In essence, we recommend going back to building an external module (not an in-kernel one) for RT3070 Wireless support on the Efika MX. A configuration file for this has been posted to PD EfikaMX Kernel page for your convenience. There are a few caveats to this, again...
  • When it installs the module it installs it to /tftpboot. Just ignore this, delete it, and copy it from "os/linux/rt3070sta.ko" to "/lib/modules/`uname -r`/extra" and make sure to "depmod -a".
  • It will whine about a missing config file. Just copy the RT2870STA.dat in the source archive to /etc/Wireless/RT2870STA/RT2870STA.dat and it'll not complain.

It should pick up in NetworkManager on Ubuntu just fine after this. It's set up for 802.11h, 802.11e, cfg80211 (regulatory compliance using the kernel) and WPA Supplicant. You may need to reboot (NM hates being restarted) and there may need to be some finesse required putting it into a /etc/modprobe.d config file, but don't pay attention to the hundred forum posts out there that say you should be managing the config using /etc/network/interfaces - they're wrong :)

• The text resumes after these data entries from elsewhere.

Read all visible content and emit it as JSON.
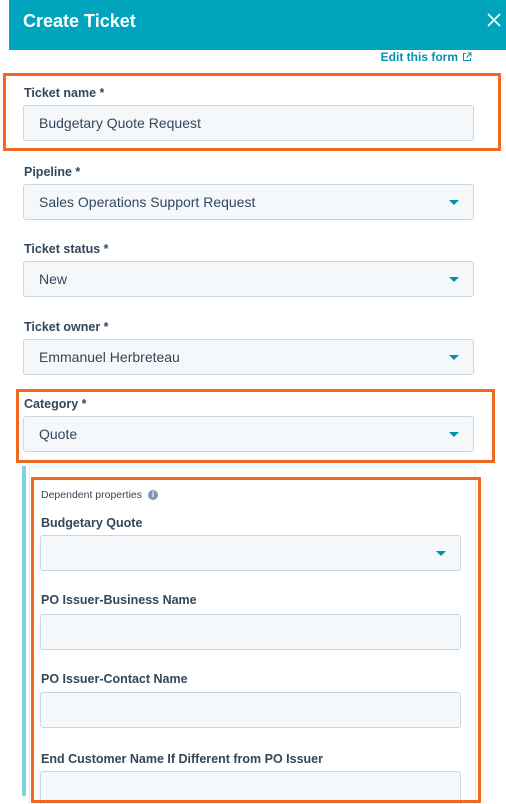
{
  "header": {
    "title": "Create Ticket"
  },
  "edit_form_link": "Edit this form",
  "fields": {
    "ticket_name": {
      "label": "Ticket name *",
      "value": "Budgetary Quote Request"
    },
    "pipeline": {
      "label": "Pipeline *",
      "value": "Sales Operations Support Request"
    },
    "ticket_status": {
      "label": "Ticket status *",
      "value": "New"
    },
    "ticket_owner": {
      "label": "Ticket owner *",
      "value": "Emmanuel Herbreteau"
    },
    "category": {
      "label": "Category *",
      "value": "Quote"
    }
  },
  "dependent": {
    "title": "Dependent properties",
    "budgetary_quote": {
      "label": "Budgetary Quote",
      "value": ""
    },
    "po_issuer_business_name": {
      "label": "PO Issuer-Business Name",
      "value": ""
    },
    "po_issuer_contact_name": {
      "label": "PO Issuer-Contact Name",
      "value": ""
    },
    "end_customer_name": {
      "label": "End Customer Name If Different from PO Issuer",
      "value": ""
    }
  },
  "colors": {
    "header_bg": "#00a4bd",
    "highlight": "#f26722",
    "link": "#0091ae"
  }
}
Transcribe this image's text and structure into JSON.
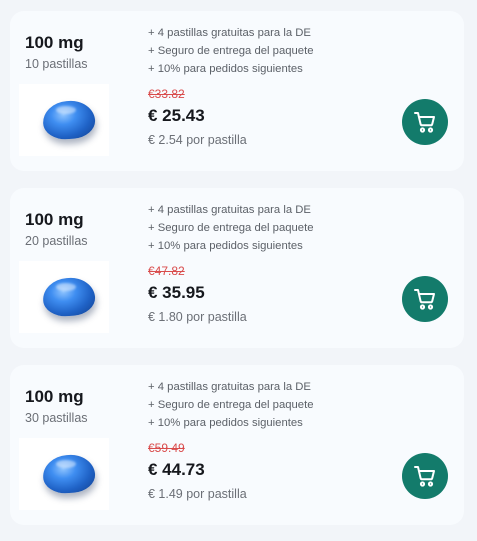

Genesi will be releasing a new kernel plus an accelerated 2D driver for Xorg and we'll endeavour to include the Ralink driver properly at the same time and disable the other Ralink 3070 drivers at the same time.

In the meantime, grab the Ralink RT3070USB driver from here (second link down, we're talking about version 2.1.2.0 here) and the config.mk file from here (it goes in the source archive in the os/linux directory). You do NOT need the firmware archive.